Remember, the Constitution is not a suicide pact. But how do we balance the Constitution and our national survival without descending into authoritarianism? Abandon the Constitution? No. Burn the house down to get rid of the rats? Absolutely not. The Constitution itself gives us the tools to take on this crisis head on.
The federal government has clear authority over immigration. Illegal presence in the United States is not a protected right. Congress has the power to deny entry, enforce expedited removals, and reject bogus asylum claims. Much of this is already authorized by law — it’s simply not being used.
President Trump’s idea is simple: Use the tools we already have. Declare the southern border a national security emergency. Establish temporary military tribunals for triage. Process asylum claims swiftly outside the clogged court system. Restore “Remain in Mexico” so that the border is no longer a remote court room. Appoint more immigration judges, assign them to high-volume areas, and hold streamlined hearings that still respect due process.
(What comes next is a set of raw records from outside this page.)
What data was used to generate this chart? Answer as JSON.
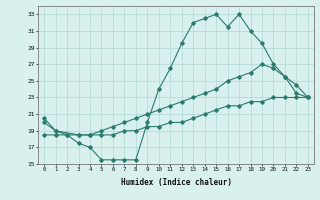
{
  "line1_x": [
    0,
    1,
    2,
    3,
    4,
    5,
    6,
    7,
    8,
    9,
    10,
    11,
    12,
    13,
    14,
    15,
    16,
    17,
    18,
    19,
    20,
    21,
    22,
    23
  ],
  "line1_y": [
    20.5,
    19.0,
    18.5,
    17.5,
    17.0,
    15.5,
    15.5,
    15.5,
    15.5,
    20.0,
    24.0,
    26.5,
    29.5,
    32.0,
    32.5,
    33.0,
    31.5,
    33.0,
    31.0,
    29.5,
    27.0,
    25.5,
    24.5,
    23.0
  ],
  "line2_x": [
    0,
    1,
    3,
    4,
    5,
    6,
    7,
    8,
    9,
    10,
    11,
    12,
    13,
    14,
    15,
    16,
    17,
    18,
    19,
    20,
    21,
    22,
    23
  ],
  "line2_y": [
    20.0,
    19.0,
    18.5,
    18.5,
    19.0,
    19.5,
    20.0,
    20.5,
    21.0,
    21.5,
    22.0,
    22.5,
    23.0,
    23.5,
    24.0,
    25.0,
    25.5,
    26.0,
    27.0,
    26.5,
    25.5,
    23.5,
    23.0
  ],
  "line3_x": [
    0,
    1,
    2,
    3,
    4,
    5,
    6,
    7,
    8,
    9,
    10,
    11,
    12,
    13,
    14,
    15,
    16,
    17,
    18,
    19,
    20,
    21,
    22,
    23
  ],
  "line3_y": [
    18.5,
    18.5,
    18.5,
    18.5,
    18.5,
    18.5,
    18.5,
    19.0,
    19.0,
    19.5,
    19.5,
    20.0,
    20.0,
    20.5,
    21.0,
    21.5,
    22.0,
    22.0,
    22.5,
    22.5,
    23.0,
    23.0,
    23.0,
    23.0
  ],
  "color": "#2a7a6e",
  "bg_color": "#d8f0ee",
  "grid_color": "#b0d8d4",
  "xlabel": "Humidex (Indice chaleur)",
  "ylim": [
    15,
    34
  ],
  "xlim": [
    -0.5,
    23.5
  ],
  "yticks": [
    15,
    17,
    19,
    21,
    23,
    25,
    27,
    29,
    31,
    33
  ],
  "xticks": [
    0,
    1,
    2,
    3,
    4,
    5,
    6,
    7,
    8,
    9,
    10,
    11,
    12,
    13,
    14,
    15,
    16,
    17,
    18,
    19,
    20,
    21,
    22,
    23
  ]
}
That’s not authoritarian. That’s leadership.
The path forward
Trump is not trying to destroy habeas corpus. He’s trying to save it from being twisted into a self-destructive parody of itself. Leftists have turned due process into delay, justice into gridlock, and they’re dragging the entire country into their chaos.
It’s time to draw the line. Protect habeas corpus. Use it lawfully. Use it wisely. And yes — use it to restore order at the border. Because if we lose that firewall, we lose the republic.